PARIS (Reuters) - The French National Assembly unanimously passed a bill to crack down on sects Thursday, provoking protests from Scientologists and the Unification Church.
The bill created a specific criminal offense of ``mental manipulation,'' or brainwashing. It set up procedures for courts to ban a group regarded as a sect and said banned groups which re-formed under another name would face criminal sanctions.
The bill also provides for sects, as well as individual members, to be punished for fraud, illegal practice of medicine, wrongful advertising or sexual abuse.
Justice Minister Elisabeth Guigou hailed the bill as ``a significant advance giving a democratic state the legal tools to efficiently fight groups abusing its core values.''
Minority religious groups reacted angrily.

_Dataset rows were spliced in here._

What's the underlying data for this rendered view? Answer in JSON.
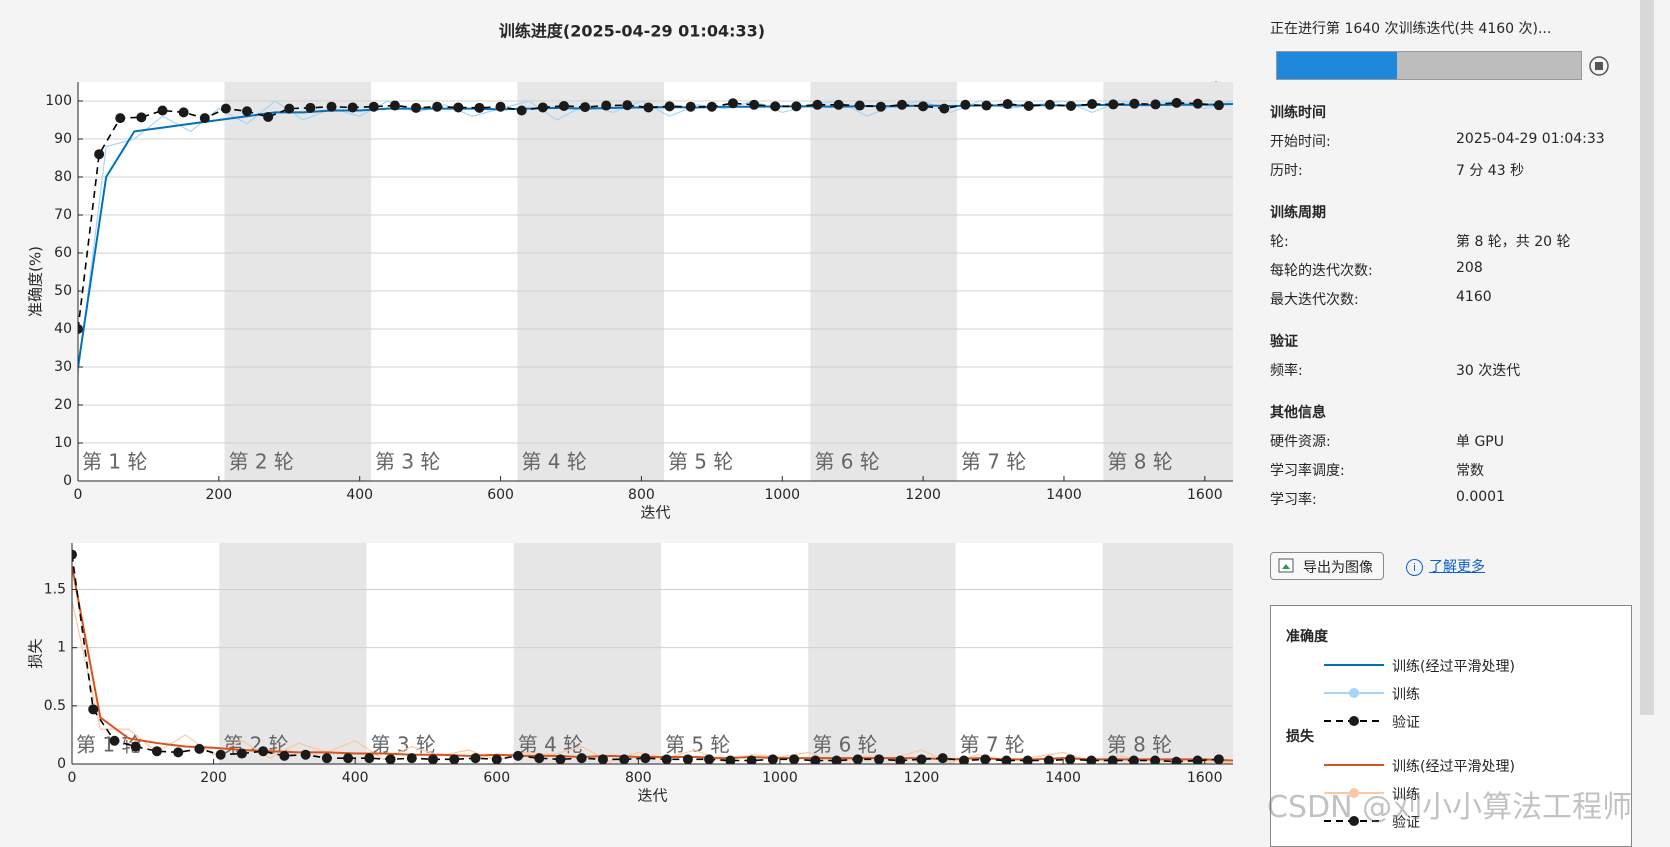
{
  "chart_data": [
    {
      "type": "line",
      "title": "训练进度(2025-04-29 01:04:33)",
      "ylabel": "准确度(%)",
      "xlabel": "迭代",
      "legend_title": "准确度",
      "xlim": [
        0,
        1640
      ],
      "xticks": [
        0,
        200,
        400,
        600,
        800,
        1000,
        1200,
        1400,
        1600
      ],
      "ylim": [
        0,
        105
      ],
      "yticks": [
        0,
        10,
        20,
        30,
        40,
        50,
        60,
        70,
        80,
        90,
        100
      ],
      "grid": true,
      "bands": [
        {
          "label": "第 1 轮",
          "start": 0,
          "end": 208
        },
        {
          "label": "第 2 轮",
          "start": 208,
          "end": 416
        },
        {
          "label": "第 3 轮",
          "start": 416,
          "end": 624
        },
        {
          "label": "第 4 轮",
          "start": 624,
          "end": 832
        },
        {
          "label": "第 5 轮",
          "start": 832,
          "end": 1040
        },
        {
          "label": "第 6 轮",
          "start": 1040,
          "end": 1248
        },
        {
          "label": "第 7 轮",
          "start": 1248,
          "end": 1456
        },
        {
          "label": "第 8 轮",
          "start": 1456,
          "end": 1664
        }
      ],
      "x": [
        0,
        40,
        80,
        120,
        160,
        200,
        240,
        280,
        320,
        360,
        400,
        440,
        480,
        520,
        560,
        600,
        640,
        680,
        720,
        760,
        800,
        840,
        880,
        920,
        960,
        1000,
        1040,
        1080,
        1120,
        1160,
        1200,
        1240,
        1280,
        1320,
        1360,
        1400,
        1440,
        1480,
        1520,
        1560,
        1600,
        1640
      ],
      "series": [
        {
          "name": "训练(经过平滑处理)",
          "color": "#0072bd",
          "values": [
            30,
            80,
            92,
            93,
            94,
            95,
            96,
            97,
            97,
            97.5,
            97.5,
            98,
            98,
            98,
            98,
            97.8,
            98,
            98.2,
            98,
            98.2,
            98.3,
            98.4,
            98.3,
            98.5,
            98.5,
            98.6,
            98.6,
            98.5,
            98.7,
            98.6,
            98.8,
            98.7,
            98.8,
            98.8,
            98.9,
            98.8,
            98.9,
            99,
            98.9,
            99,
            99,
            99.2
          ]
        },
        {
          "name": "训练",
          "color": "#a9d5f5",
          "values": [
            28,
            88,
            90,
            96,
            92,
            98,
            94,
            100,
            95,
            98,
            96,
            100,
            97,
            99,
            96,
            98,
            100,
            95,
            99,
            97,
            100,
            96,
            99,
            98,
            100,
            97,
            99,
            100,
            96,
            99,
            100,
            97,
            100,
            98,
            99,
            100,
            97,
            100,
            99,
            100,
            98,
            100
          ]
        },
        {
          "name": "验证",
          "color": "#000000",
          "dashed": true,
          "marker": true,
          "x": [
            0,
            30,
            60,
            90,
            120,
            150,
            180,
            210,
            240,
            270,
            300,
            330,
            360,
            390,
            420,
            450,
            480,
            510,
            540,
            570,
            600,
            630,
            660,
            690,
            720,
            750,
            780,
            810,
            840,
            870,
            900,
            930,
            960,
            990,
            1020,
            1050,
            1080,
            1110,
            1140,
            1170,
            1200,
            1230,
            1260,
            1290,
            1320,
            1350,
            1380,
            1410,
            1440,
            1470,
            1500,
            1530,
            1560,
            1590,
            1620
          ],
          "values": [
            40,
            86,
            95.5,
            95.7,
            97.5,
            97,
            95.5,
            98,
            97.3,
            95.8,
            98,
            98.2,
            98.5,
            98.3,
            98.5,
            98.8,
            98.2,
            98.5,
            98.3,
            98.2,
            98.5,
            97.5,
            98.3,
            98.7,
            98.4,
            98.8,
            98.9,
            98.3,
            98.6,
            98.5,
            98.5,
            99.4,
            99,
            98.6,
            98.6,
            99,
            99,
            98.8,
            98.5,
            99,
            98.6,
            98,
            99,
            98.8,
            99.2,
            98.7,
            99,
            98.7,
            99.2,
            99.1,
            99.3,
            99.1,
            99.5,
            99.3,
            98.9
          ]
        }
      ]
    },
    {
      "type": "line",
      "ylabel": "损失",
      "xlabel": "迭代",
      "legend_title": "损失",
      "xlim": [
        0,
        1640
      ],
      "xticks": [
        0,
        200,
        400,
        600,
        800,
        1000,
        1200,
        1400,
        1600
      ],
      "ylim": [
        0,
        1.9
      ],
      "yticks": [
        0,
        0.5,
        1,
        1.5
      ],
      "grid": true,
      "bands": [
        {
          "label": "第 1 轮",
          "start": 0,
          "end": 208
        },
        {
          "label": "第 2 轮",
          "start": 208,
          "end": 416
        },
        {
          "label": "第 3 轮",
          "start": 416,
          "end": 624
        },
        {
          "label": "第 4 轮",
          "start": 624,
          "end": 832
        },
        {
          "label": "第 5 轮",
          "start": 832,
          "end": 1040
        },
        {
          "label": "第 6 轮",
          "start": 1040,
          "end": 1248
        },
        {
          "label": "第 7 轮",
          "start": 1248,
          "end": 1456
        },
        {
          "label": "第 8 轮",
          "start": 1456,
          "end": 1664
        }
      ],
      "x": [
        0,
        40,
        80,
        120,
        160,
        200,
        240,
        280,
        320,
        360,
        400,
        440,
        480,
        520,
        560,
        600,
        640,
        680,
        720,
        760,
        800,
        840,
        880,
        920,
        960,
        1000,
        1040,
        1080,
        1120,
        1160,
        1200,
        1240,
        1280,
        1320,
        1360,
        1400,
        1440,
        1480,
        1520,
        1560,
        1600,
        1640
      ],
      "series": [
        {
          "name": "训练(经过平滑处理)",
          "color": "#d95319",
          "values": [
            1.7,
            0.4,
            0.22,
            0.18,
            0.15,
            0.14,
            0.12,
            0.11,
            0.1,
            0.1,
            0.09,
            0.09,
            0.08,
            0.08,
            0.07,
            0.08,
            0.07,
            0.07,
            0.06,
            0.07,
            0.06,
            0.06,
            0.06,
            0.05,
            0.06,
            0.05,
            0.05,
            0.05,
            0.05,
            0.05,
            0.05,
            0.04,
            0.05,
            0.04,
            0.04,
            0.05,
            0.04,
            0.04,
            0.04,
            0.04,
            0.04,
            0.03
          ]
        },
        {
          "name": "训练",
          "color": "#fac8a4",
          "values": [
            1.4,
            0.3,
            0.3,
            0.1,
            0.25,
            0.08,
            0.2,
            0.05,
            0.18,
            0.1,
            0.2,
            0.04,
            0.15,
            0.07,
            0.12,
            0.03,
            0.1,
            0.08,
            0.15,
            0.02,
            0.1,
            0.05,
            0.12,
            0.02,
            0.08,
            0.06,
            0.1,
            0.01,
            0.07,
            0.05,
            0.12,
            0.01,
            0.08,
            0.03,
            0.06,
            0.1,
            0.02,
            0.07,
            0.03,
            0.05,
            0.02,
            0.01
          ]
        },
        {
          "name": "验证",
          "color": "#000000",
          "dashed": true,
          "marker": true,
          "x": [
            0,
            30,
            60,
            90,
            120,
            150,
            180,
            210,
            240,
            270,
            300,
            330,
            360,
            390,
            420,
            450,
            480,
            510,
            540,
            570,
            600,
            630,
            660,
            690,
            720,
            750,
            780,
            810,
            840,
            870,
            900,
            930,
            960,
            990,
            1020,
            1050,
            1080,
            1110,
            1140,
            1170,
            1200,
            1230,
            1260,
            1290,
            1320,
            1350,
            1380,
            1410,
            1440,
            1470,
            1500,
            1530,
            1560,
            1590,
            1620
          ],
          "values": [
            1.8,
            0.47,
            0.2,
            0.15,
            0.11,
            0.1,
            0.13,
            0.08,
            0.09,
            0.11,
            0.07,
            0.08,
            0.05,
            0.05,
            0.05,
            0.04,
            0.05,
            0.04,
            0.04,
            0.05,
            0.04,
            0.07,
            0.05,
            0.04,
            0.05,
            0.04,
            0.04,
            0.05,
            0.04,
            0.04,
            0.04,
            0.03,
            0.03,
            0.04,
            0.04,
            0.03,
            0.03,
            0.04,
            0.04,
            0.03,
            0.04,
            0.05,
            0.03,
            0.04,
            0.03,
            0.03,
            0.03,
            0.04,
            0.03,
            0.03,
            0.03,
            0.03,
            0.02,
            0.03,
            0.04
          ]
        }
      ]
    }
  ],
  "progress": {
    "label": "正在进行第 1640 次训练迭代(共 4160 次)...",
    "value": 1640,
    "max": 4160
  },
  "sections": [
    {
      "title": "训练时间",
      "rows": [
        [
          "开始时间:",
          "2025-04-29 01:04:33"
        ],
        [
          "历时:",
          "7 分 43 秒"
        ]
      ]
    },
    {
      "title": "训练周期",
      "rows": [
        [
          "轮:",
          "第 8 轮，共 20 轮"
        ],
        [
          "每轮的迭代次数:",
          "208"
        ],
        [
          "最大迭代次数:",
          "4160"
        ]
      ]
    },
    {
      "title": "验证",
      "rows": [
        [
          "频率:",
          "30 次迭代"
        ]
      ]
    },
    {
      "title": "其他信息",
      "rows": [
        [
          "硬件资源:",
          "单 GPU"
        ],
        [
          "学习率调度:",
          "常数"
        ],
        [
          "学习率:",
          "0.0001"
        ]
      ]
    }
  ],
  "buttons": {
    "export": "导出为图像",
    "learn_more": "了解更多"
  },
  "watermark": "CSDN @刘小小算法工程师"
}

Danielle Gounod, spokeswoman for the Church of Scientology which is under close scrutiny by the French authorities, said the bill would ``sound the death knell for French democracy.''
``I say: Watch out. Watch out for individual liberties. Such a law is extremely serious for individual freedom,'' she told a news conference.
Unlike in the United States, Scientology is not regarded in France as a religion and members complain of harassment and persecution. Guigou has raised the prospect of banning it.
Rev. Sun Myung Moon's Unification Church said France's attitude had caused protests across the world.
The French bill, which still has to go through the Senate, had been proposed by an Interministerial Mission for the Fight Against Sects.
The mission, in a report published last February, said there were some 200 sects in France, most of them well organized.
It said those that rejected democracy and spread racist ideas had to be banned, called for states in Europe and elsewhere to prevent the development of sects and urged new legislation to fight attacks on national security such as the use of computer viruses.